Les années 2000 sont marquées par quelques passages en Ligue 2, mais aussi par la consolidation des structures du club et le développement de son centre de formation, qui continue de produire des talents de premier plan.

L’apothéose de cette ère moderne survient lors de la saison 2011-2012. Sous la direction de René Girard, et porté par des joueurs comme Olivier Giroud, Younès Belhanda, Henri Bedimo ou encore le capitaine Mapou Yanga-Mbiwa, le MHSC réalise l’impensable en remportant le championnat de France, devançant le Paris Saint-Germain des stars internationales. Ce titre de champion de France, acquis lors de la dernière journée grâce à une victoire contre l’AJ Auxerre, constitue sans conteste le point culminant de l’histoire du football montpelliérain.

Depuis ce sacre historique, le MHSC s’est maintenu en Ligue 1, avec des hauts et des bas, mais toujours avec cette identité forte qui caractérise le club héraultais : un mélange de jeunes talents issus du centre de formation et de joueurs expérimentés, le tout dans une ambiance familiale chère à la famille Nicollin, qui préside toujours aux destinées du club après le décès de Louis en 2017 et la succession assurée par son fils Laurent.

L’héritage et les valeurs : l’ADN du football montpelliérain

Au-delà des trophées et des performances sportives, ce qui caractérise le football montpelliérain à travers les âges, c’est un certain état d’esprit et des valeurs qui perdurent. Du SOM des années 1920 au MHSC contemporain, on retrouve cette volonté de pratiquer un football technique et offensif, cette capacité à former et lancer des jeunes talents, et cette ambiance familiale qui fait la spécificité du club héraultais.

Le centre de formation du MHSC, l’un des plus performants de France, perpétue cette tradition en produisant régulièrement des joueurs de haut niveau qui brillent sur les scènes nationale et internationale. Des frères Passi à Laurent Blanc, de Bruno Martini à Mapou Yanga-Mbiwa, en passant par Rémy Cabella ou plus récemment Jules Koundé, nombreux sont les talents qui ont émergé de la pépinière montpelliéraine.

L’autre caractéristique du football montpelliérain, c’est ce lien unique entre le club et sa ville, entre les joueurs et les supporters. Loin des dérives mercantiles qui touchent parfois le football moderne, le MHSC a su préserver cette dimension humaine et cette proximité qui font sa force et son identité.

De l’épopée victorieuse de 1929 au titre de champion de France de 2012, en passant par les périodes plus difficiles, le football montpelliérain a traversé les époques en conservant son âme et ses valeurs.
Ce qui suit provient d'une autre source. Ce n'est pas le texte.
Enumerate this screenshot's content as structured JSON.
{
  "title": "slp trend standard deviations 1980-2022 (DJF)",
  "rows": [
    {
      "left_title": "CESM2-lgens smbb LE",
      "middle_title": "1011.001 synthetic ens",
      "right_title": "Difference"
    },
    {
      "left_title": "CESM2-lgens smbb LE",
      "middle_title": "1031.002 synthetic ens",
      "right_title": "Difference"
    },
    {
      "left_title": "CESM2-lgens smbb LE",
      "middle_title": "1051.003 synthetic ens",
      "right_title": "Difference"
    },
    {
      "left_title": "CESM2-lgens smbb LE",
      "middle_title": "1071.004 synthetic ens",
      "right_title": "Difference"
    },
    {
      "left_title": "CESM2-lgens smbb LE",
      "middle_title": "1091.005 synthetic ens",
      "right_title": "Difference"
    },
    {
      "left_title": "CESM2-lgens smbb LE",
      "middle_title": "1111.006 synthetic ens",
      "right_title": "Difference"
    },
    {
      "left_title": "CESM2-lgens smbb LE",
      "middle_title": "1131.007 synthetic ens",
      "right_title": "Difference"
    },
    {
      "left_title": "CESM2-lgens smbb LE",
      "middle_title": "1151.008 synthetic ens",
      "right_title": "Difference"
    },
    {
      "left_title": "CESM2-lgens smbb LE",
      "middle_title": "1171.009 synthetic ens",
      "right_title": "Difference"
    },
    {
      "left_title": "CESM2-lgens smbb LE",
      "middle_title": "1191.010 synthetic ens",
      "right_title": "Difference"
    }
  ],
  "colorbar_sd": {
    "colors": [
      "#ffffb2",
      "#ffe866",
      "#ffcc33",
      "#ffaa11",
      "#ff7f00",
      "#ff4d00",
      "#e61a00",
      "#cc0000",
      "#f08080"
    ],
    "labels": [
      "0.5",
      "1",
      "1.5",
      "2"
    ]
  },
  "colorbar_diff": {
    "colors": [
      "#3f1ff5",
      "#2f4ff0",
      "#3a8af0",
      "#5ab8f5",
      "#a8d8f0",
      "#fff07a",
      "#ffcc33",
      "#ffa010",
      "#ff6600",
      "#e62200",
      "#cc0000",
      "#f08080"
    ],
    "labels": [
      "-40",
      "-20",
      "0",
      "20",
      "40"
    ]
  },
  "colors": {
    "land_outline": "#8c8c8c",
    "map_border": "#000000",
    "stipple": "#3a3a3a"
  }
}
C’est sans doute là le plus bel héritage de cette histoire centenaire, qui continue de s’écrire chaque saison sur les pelouses du stade de la Mosson et dans le cœur des supporters héraultais.

Alors que le club se projette vers l’avenir avec la construction d’un nouveau stade moderne, il reste fidèle à ses racines et à cette identité forgée au fil des décennies. Une identité qui fait la fierté de toute une ville et de toute une région, et qui continuera sans doute à faire vibrer les passionnés de football pour les cent prochaines années.